Neither John Kerry nor the media show any awareness of the group’s stated goals and core beliefs.
One of the remarkable features of the recent Gaza war was the ineffectiveness of American diplomacy. Secretary of State John Kerry’s efforts to negotiate a ceasefire continually fell flat. One reason was that Kerry acted as if he were mediating between two friends of the United States and his task was to arrange a win-win outcome. His spokesperson told the Wall Street Journal that he hoped to arrange for Israel to grant economic and other concessions to persuade Hamas’s leaders to accept a ceasefire. Kerry’s apparent assumption was that Hamas’s leaders prefer peace to war, care about the humanitarian and economic concerns of ordinary Palestinians, and are willing to compromise. What basis does he have for these views?
It would be hard for anyone to see Hamas that way after reading the group’s articles of faith as set out in its 1988 “Covenant of the Islamic Resistance Movement.” One can say nothing meaningful about Hamas’s ideas or goals without reference to the Covenant. Yet Secretary Kerry not only failed to refer to it, he appears to be unaware of it. Then again, where would he have learned about it?
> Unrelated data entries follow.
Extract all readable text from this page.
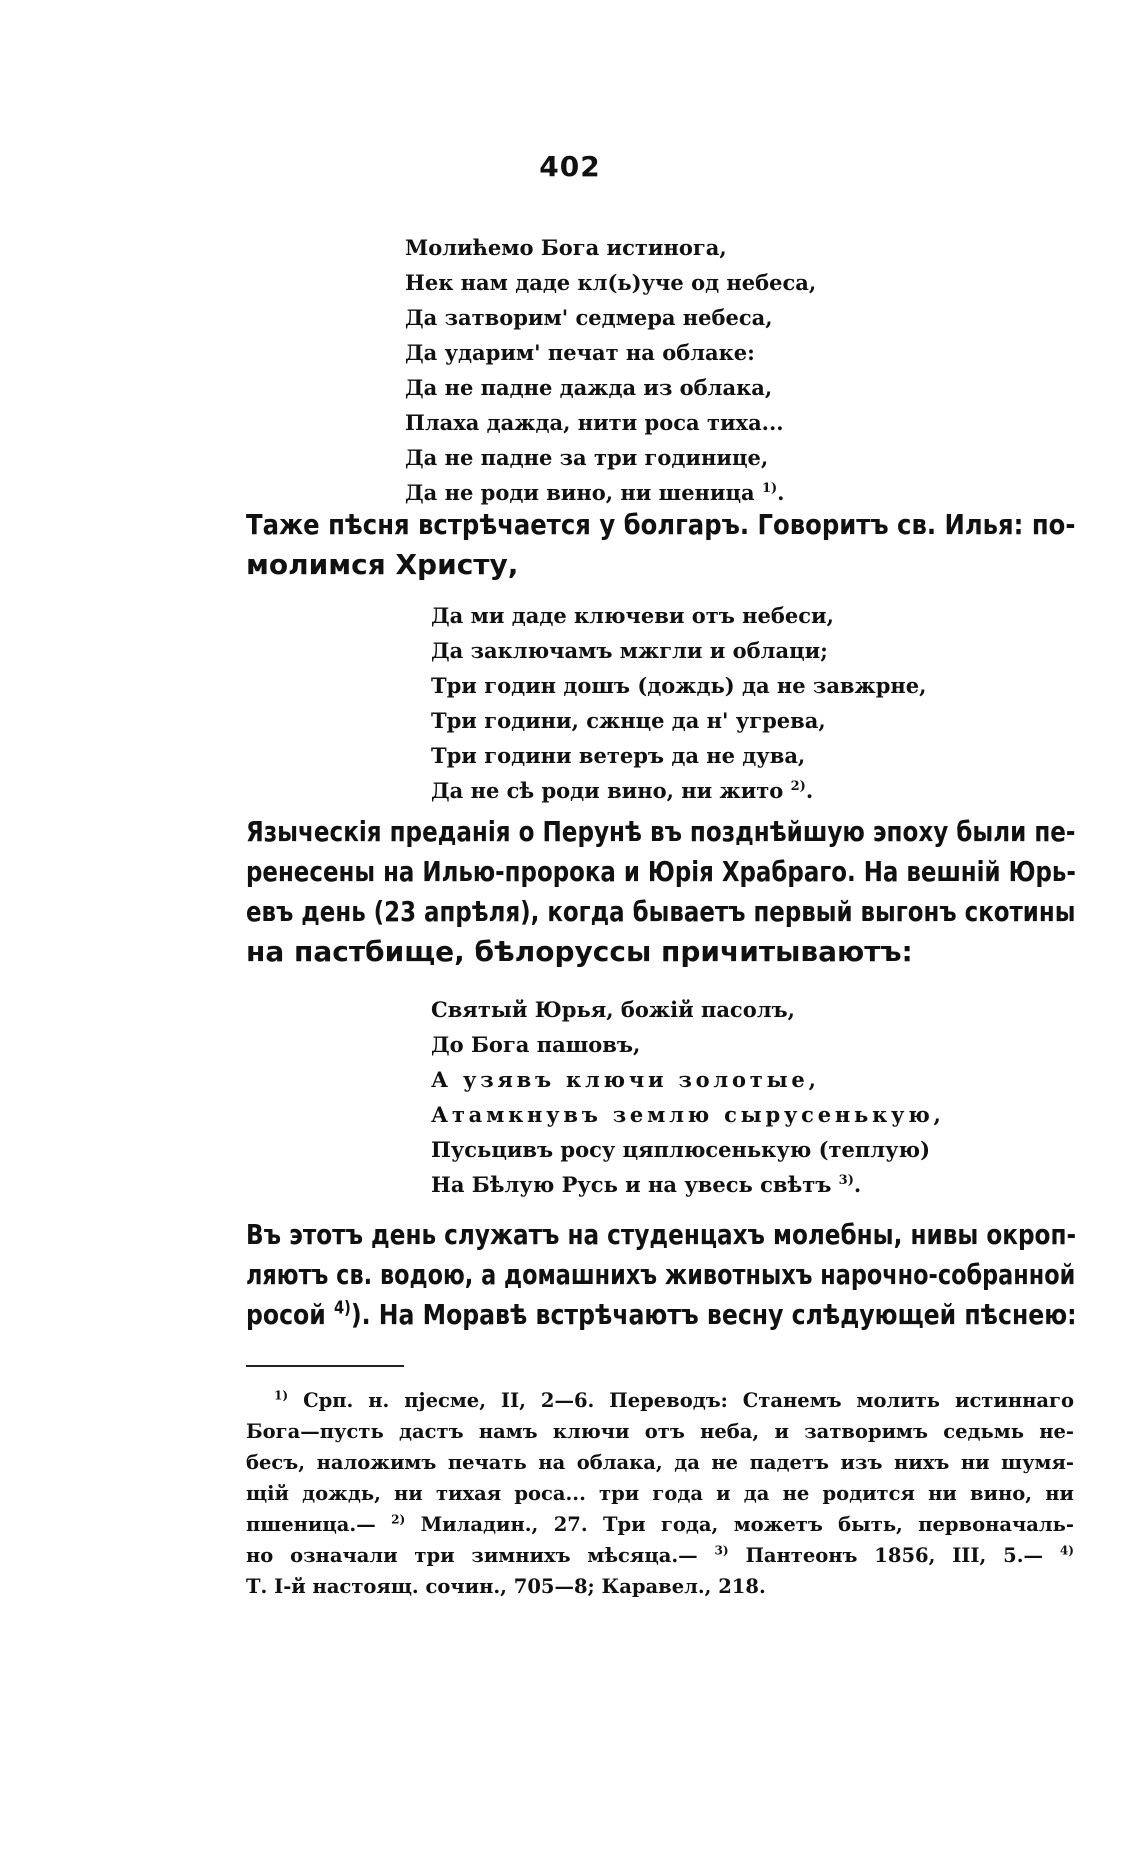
402
Молићемо Бога истинога,
Нек нам даде кл(ь)уче од небеса,
Да затворим' седмера небеса,
Да ударим' печат на облаке:
Да не падне дажда из облака,
Плаха дажда, нити роса тиха...
Да не падне за три годинице,
Да не роди вино, ни шеница $^{1)}$.
Таже пѣсня встрѣчается у болгаръ. Говоритъ св. Илья: по-
молимся Христу,
Да ми даде ключеви отъ небеси,
Да заключамъ мжгли и облаци;
Три годин дошъ (дождь) да не завжрне,
Три години, сжнце да н' угрева,
Три години ветеръ да не дува,
Да не сѣ роди вино, ни жито $^{2)}$.
Языческія преданія о Перунѣ въ позднѣйшую эпоху были пе-
ренесены на Илью-пророка и Юрія Храбраго. На вешній Юрь-
евъ день (23 апрѣля), когда бываетъ первый выгонъ скотины
на пастбище, бѣлоруссы причитываютъ:
Святый Юрья, божій пасолъ,
До Бога пашовъ,
А узявъ ключи золотые,
Атамкнувъ землю сырусенькую,
Пусьцивъ росу цяплюсенькую (теплую)
На Бѣлую Русь и на увесь свѣтъ $^{3)}$.
Въ этотъ день служатъ на студенцахъ молебны, нивы окроп-
ляютъ св. водою, а домашнихъ животныхъ нарочно-собранной
росой $^{4)}$). На Моравѣ встрѣчаютъ весну слѣдующей пѣснею:
$^{1)}$ Срп. н. пјесме, II, 2—6. Переводъ: Станемъ молить истиннаго
Бога—пусть дастъ намъ ключи отъ неба, и затворимъ седьмь не-
бесъ, наложимъ печать на облака, да не падетъ изъ нихъ ни шумя-
щій дождь, ни тихая роса... три года и да не родится ни вино, ни
пшеница.— $^{2)}$ Миладин., 27. Три года, можетъ быть, первоначаль-
но означали три зимнихъ мѣсяца.— $^{3)}$ Пантеонъ 1856, III, 5.— $^{4)}$
Т. I-й настоящ. сочин., 705—8; Каравел., 218.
He sure didn’t hear about it from the news media. Journalists from major news outlets virtually never mention Hamas’s Covenant. Since the kidnapping of three Israeli teenagers on June 12, 2014, and the ensuing Gaza war, print journalists and television and radio reporters have produced thousands of reports on Hamas and the war. We searched on Google for the period June 12 to August 4 for “Hamas Covenant,” “Covenant,” “Hamas Charter,” and “Charter” on the websites of the New York Times, the Wall Street Journal, the Washington Post, the Los Angeles Times, USA Today, the Guardian, Time, and CNN, but there was virtually no mention of the Hamas Covenant. We searched news articles, excluding opinion pieces, letters, and comments. The New York Times, the Los Angeles Times, USA Today, and the Guardian failed to mention the Covenant at all. Time magazine referred to it in two articles, the Wall Street Journal mentioned it in one article, and CNN mentioned it in two. Only the Washington Post brought it up repeatedly—that is, in two articles and in four blog posts. But all of the references were brief, more or less in passing, without elaboration.
Nor was Kerry likely to hear about the Covenant from his own State Department or from the White House. Running the same search on the White House and State Department websites, we found no mention of it by any officials there in the last eight weeks. That’s not surprising, because journalists talk daily with U.S. and other officials, and if the officials consider a matter important, they highlight it for the reporters, who will usually then include it in their stories. The two CNN articles, for example, both use the same quote from Israeli deputy foreign minister Danny Ayalon, in which he refers to the Hamas Covenant. And the Wall Street Journal, Time magazine, and the Washington Post quoted Prime Minister Benjamin Netanyahu of Israel, not any U.S. officials, talking about the Covenant.